Let you - a budding criminologist, and develop a new way to covertly and unequivocally determine whether a person is a criminal. You came up with a quantitative trait: to assess the criminal inclinations of people by the frequency of listening to Michael Circle. But will your symptom give adequate results? Let's figure it out.
You will need two groups of people to validate your criteria: ordinary citizens and criminals. Let's set, indeed, the average annual listening time for Michael Circle is different (see figure):

Here we see that, by the quantitative attribute of the listening time, our samples overlap. Someone listens to the Circle spontaneously on the radio without committing crimes, and someone breaks the law, listening to other music or even being deaf. What are our boundary conditions? ROC analysis introduces the concepts of selectivity (sensitivity) and specificity. Sensitivity is defined as the ability to identify all points of interest to us (in this example, the criminals), and specificity — not to capture anything false positive (not to suspect ordinary people). We can set some critical quantitative trait that separates one from the other (orange), ranging from maximum sensitivity (green) to maximum specificity (red).
Let's look at the following scheme:

By shifting the value of our trait, we change the ratio of false positive and false negative results (the area under the curves). Similarly, we can give definitions of Sensitivity = Pos. Res-m / (Position. Res-m + False-negative. Res-m) and Specificity = Neg. cut-t / (Neg. cut-t + false positive. cut-t).

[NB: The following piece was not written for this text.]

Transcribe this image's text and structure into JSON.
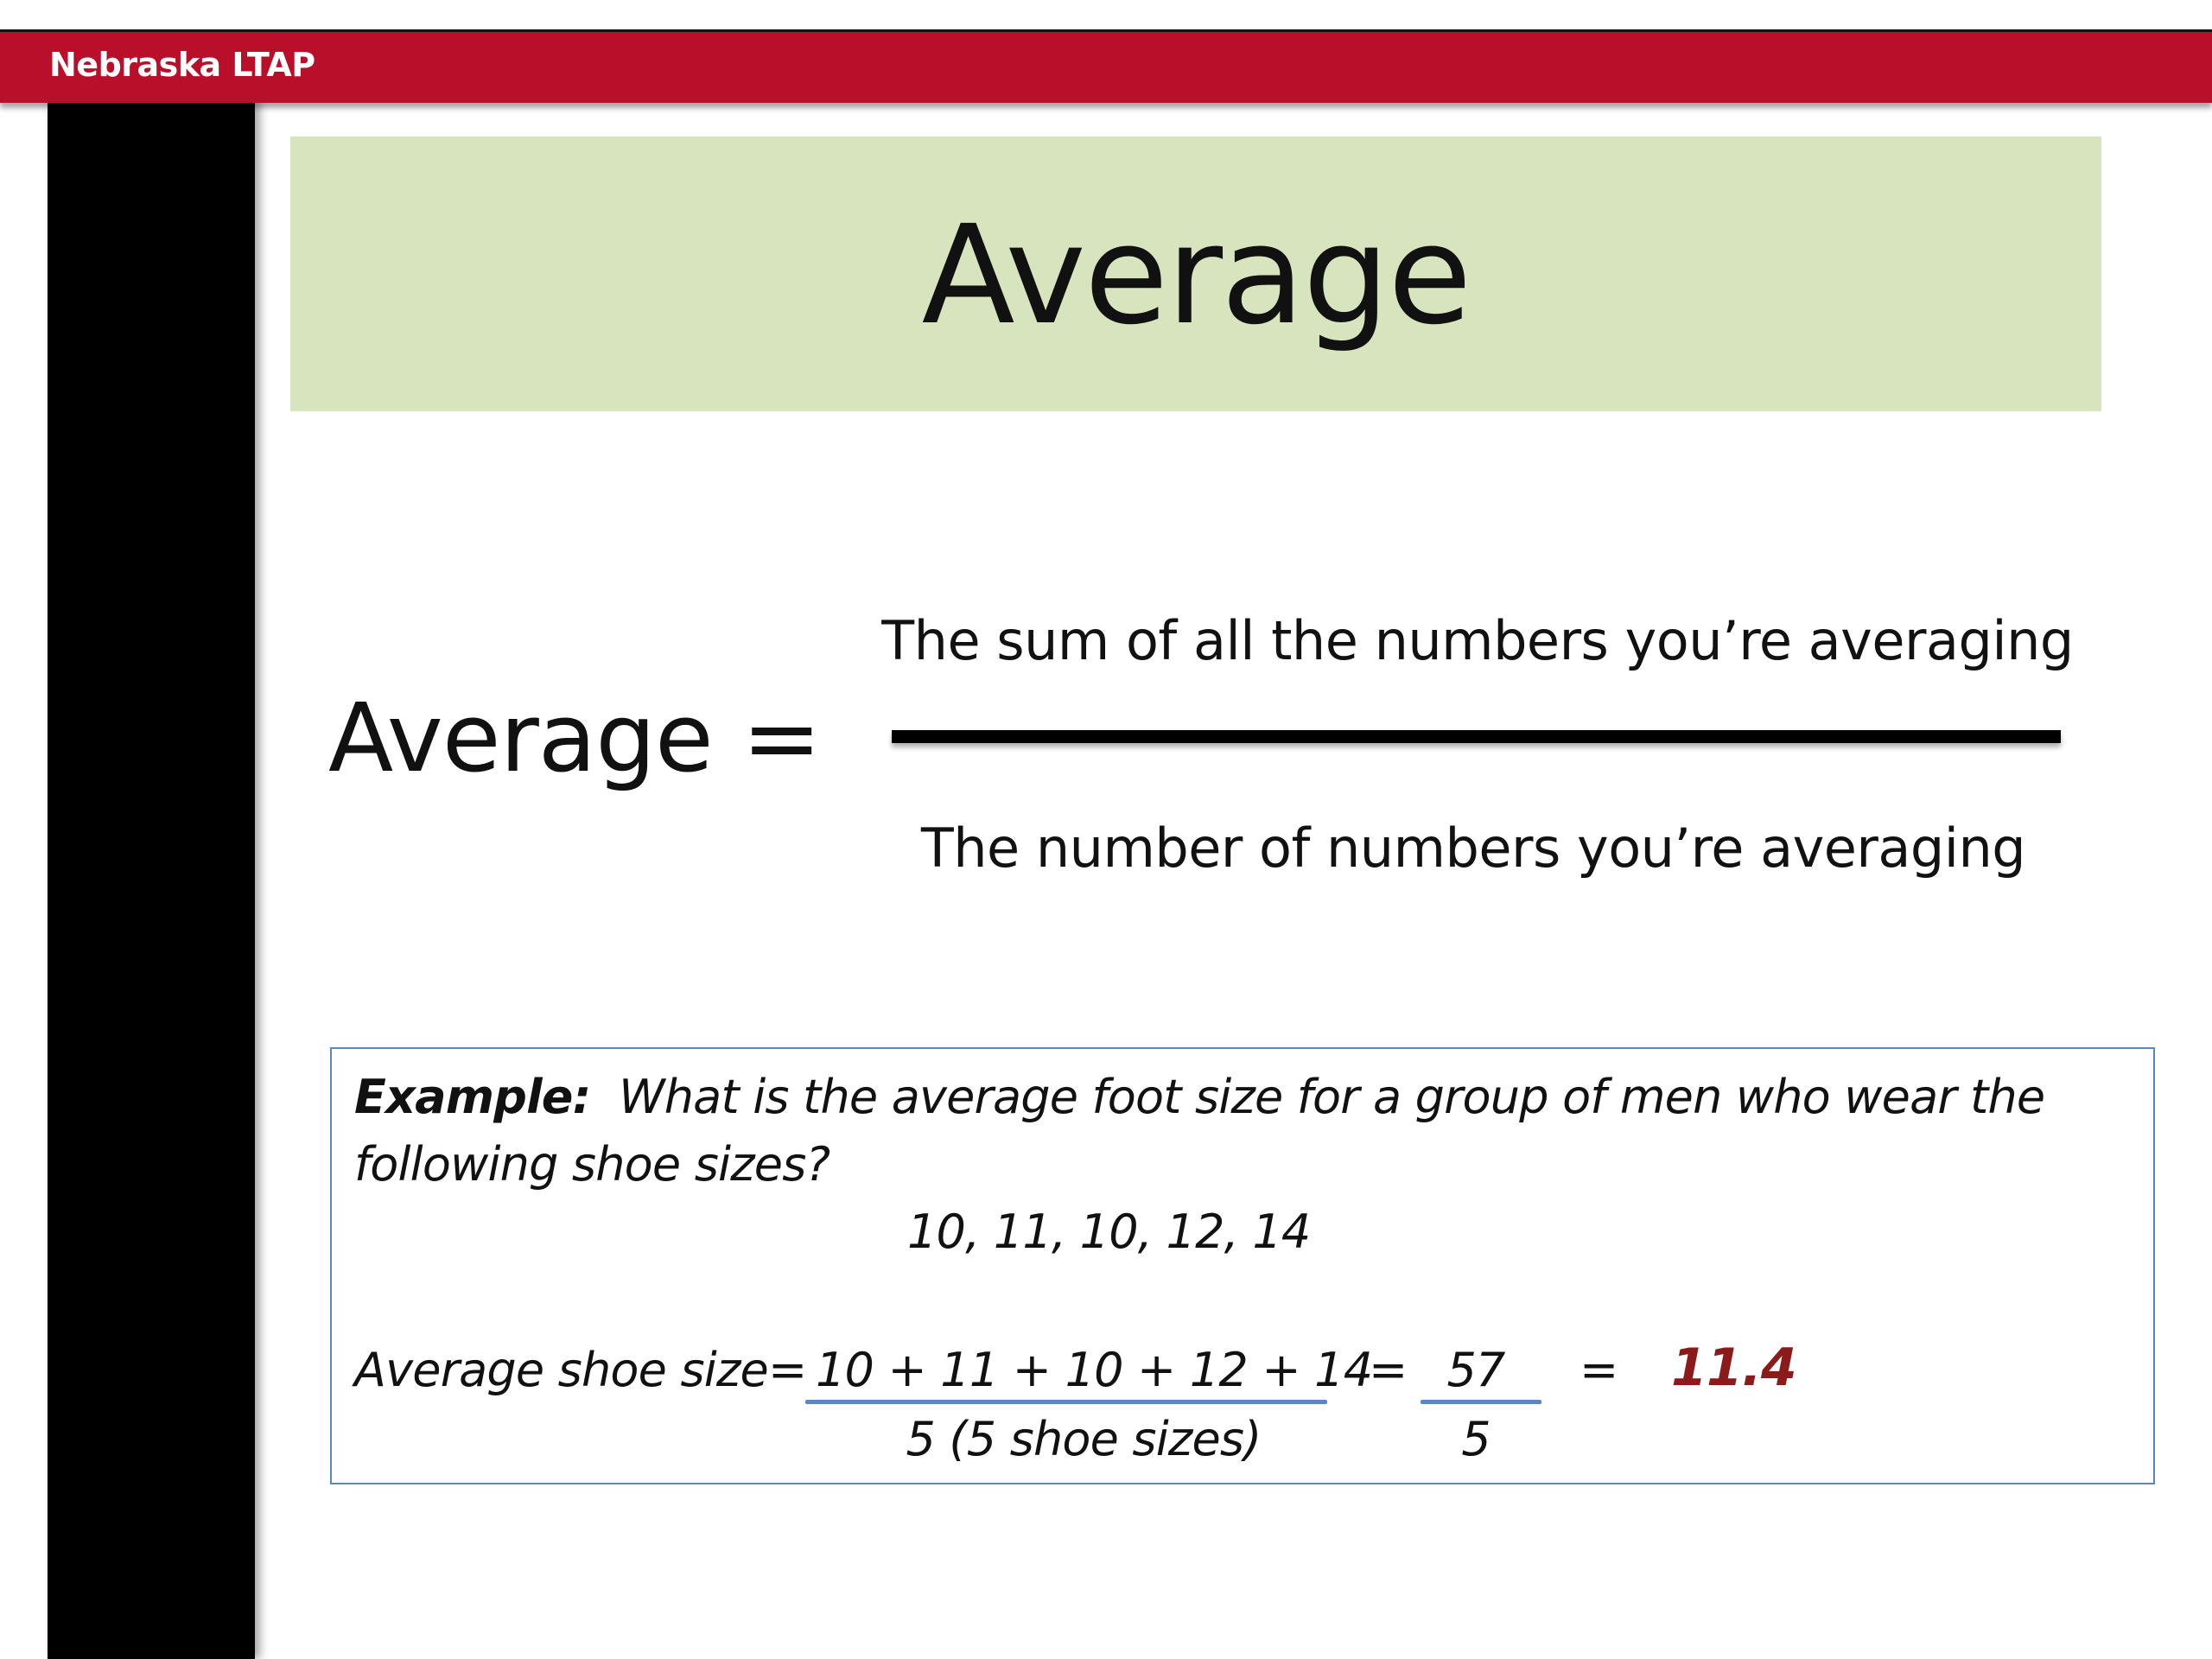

But most importantly, we can estimate the ratio of positive results to false positives on the entire interval of the values ​​of our quantitative trait, which is our desired ROC curve (see figure):

And how do we understand from this chart how good our sign is? Very simple, calculate the area under the curve (AUC, area under curve). The dashed line (0,0; 1,1) means complete coincidence of the two samples and a completely meaningless criterion (the area under the curve is 0.5 of the entire square). But the convexity of the ROC curve just says about the perfection of the criterion. If we manage to find such a criterion that the samples will not intersect at all, then the area under the curve will occupy the entire graph. In general, the sign is considered good, allowing to reliably separate one sample from another, if AUC> 0.75-0.8.

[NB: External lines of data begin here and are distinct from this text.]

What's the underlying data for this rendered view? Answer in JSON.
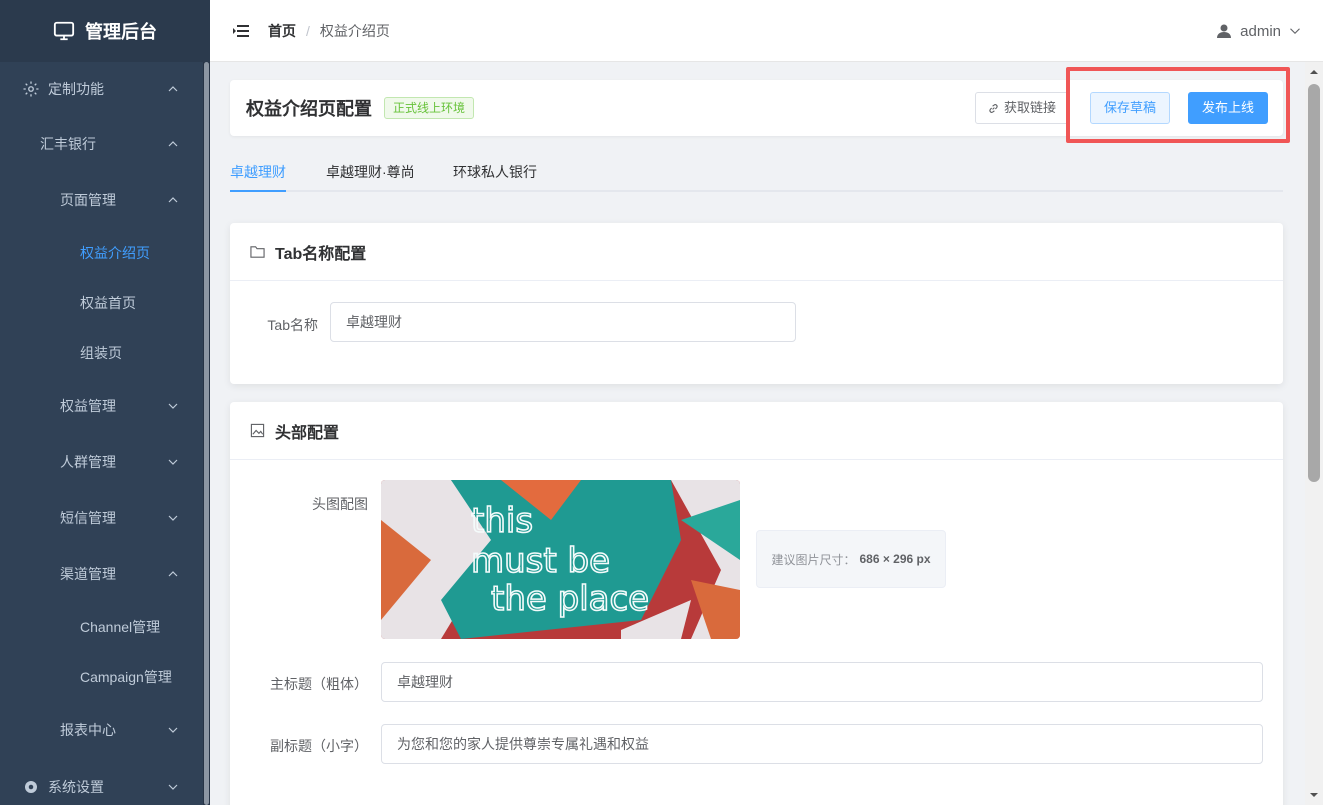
{
  "app": {
    "logo_text": "管理后台"
  },
  "sidebar": {
    "items": [
      {
        "label": "定制功能"
      },
      {
        "label": "汇丰银行"
      },
      {
        "label": "页面管理"
      },
      {
        "label": "权益介绍页"
      },
      {
        "label": "权益首页"
      },
      {
        "label": "组装页"
      },
      {
        "label": "权益管理"
      },
      {
        "label": "人群管理"
      },
      {
        "label": "短信管理"
      },
      {
        "label": "渠道管理"
      },
      {
        "label": "Channel管理"
      },
      {
        "label": "Campaign管理"
      },
      {
        "label": "报表中心"
      },
      {
        "label": "系统设置"
      }
    ]
  },
  "topbar": {
    "breadcrumb": {
      "home": "首页",
      "separator": "/",
      "current": "权益介绍页"
    },
    "user": "admin"
  },
  "page": {
    "title": "权益介绍页配置",
    "env_tag": "正式线上环境",
    "get_link": "获取链接",
    "save_draft": "保存草稿",
    "publish": "发布上线"
  },
  "tabs": [
    {
      "label": "卓越理财"
    },
    {
      "label": "卓越理财·尊尚"
    },
    {
      "label": "环球私人银行"
    }
  ],
  "tab_config": {
    "title": "Tab名称配置",
    "name_label": "Tab名称",
    "name_value": "卓越理财"
  },
  "header_config": {
    "title": "头部配置",
    "image_label": "头图配图",
    "image_text": "this must be the place",
    "size_hint_prefix": "建议图片尺寸：",
    "size_hint_value": "686 × 296 px",
    "main_title_label": "主标题（粗体）",
    "main_title_value": "卓越理财",
    "subtitle_label": "副标题（小字）",
    "subtitle_value": "为您和您的家人提供尊崇专属礼遇和权益"
  },
  "colors": {
    "sidebar": "#304156",
    "accent": "#409eff",
    "success": "#67c23a",
    "highlight": "#f05656"
  }
}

With this analysis you can solve a variety of tasks. Having decided that too many housewives were under suspicion because of Mikhail Krug, and besides that dangerous dangerous recidivists who were listening to Noggano were missed, you can reject this criterion and develop another one.
Having emerged as a method of processing radio signals and identifying "friend or foe" after the attack on Pearl Harbor (hence this strange name for the receiver characteristic), ROC analysis is widely used in biomedical statistics for analyzing, validating, creating and characterizing biomarker panels. etc. It is flexible in use if it is based on sound logic. For example, you can develop indications for medical clinical examination of pensioners-cores, using a highly specific criterion, increasing the efficiency of detecting heart disease and not overloading doctors with unnecessary patients. And during a dangerous epidemic of a previously unknown virus, on the contrary, you can come up with a highly selective criterion so that, in a direct sense, no sneeze will escape from vaccination.

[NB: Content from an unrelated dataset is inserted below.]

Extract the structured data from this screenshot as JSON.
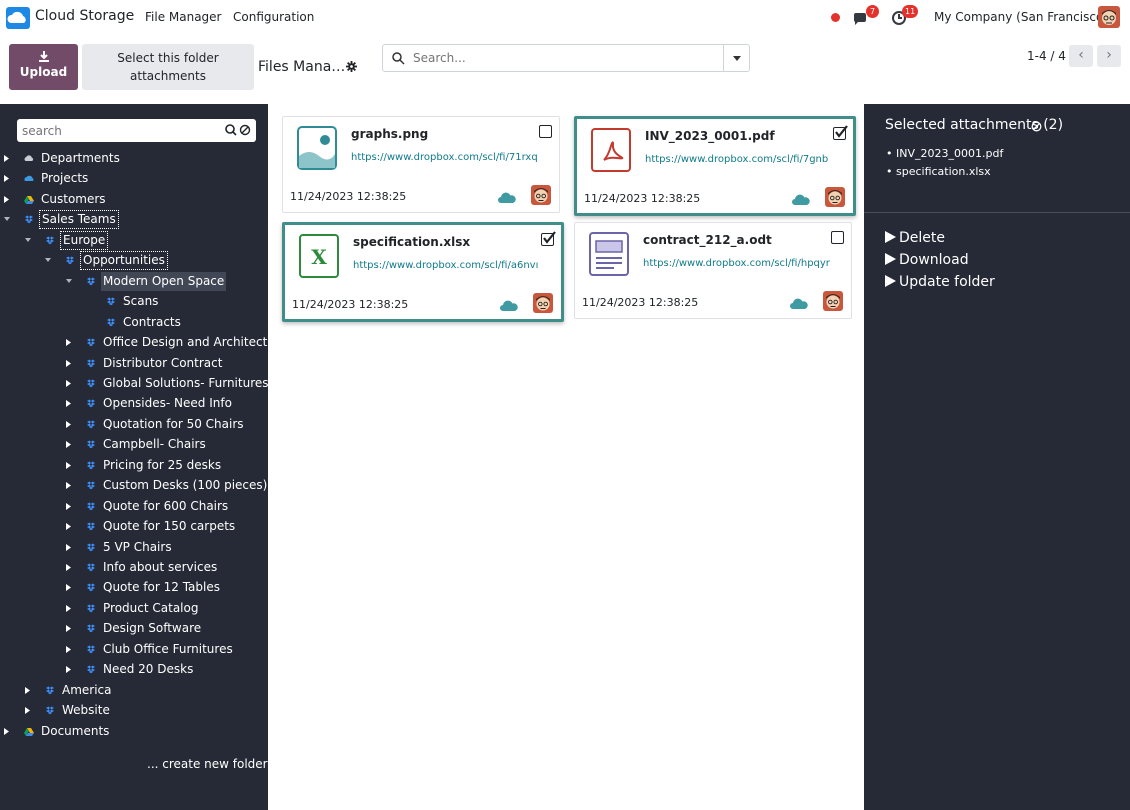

We met with the errors of both kinds and their clarity in the description of validated criteria. Now, moving from these logical foundations, it is possible to destroy a number of false stereotypical descriptions of the results. Some misplaced language captures our minds, often confused by their similar words and concepts, and also because of very little attention paid to misinterpretation. On this, perhaps, you will need to write separately.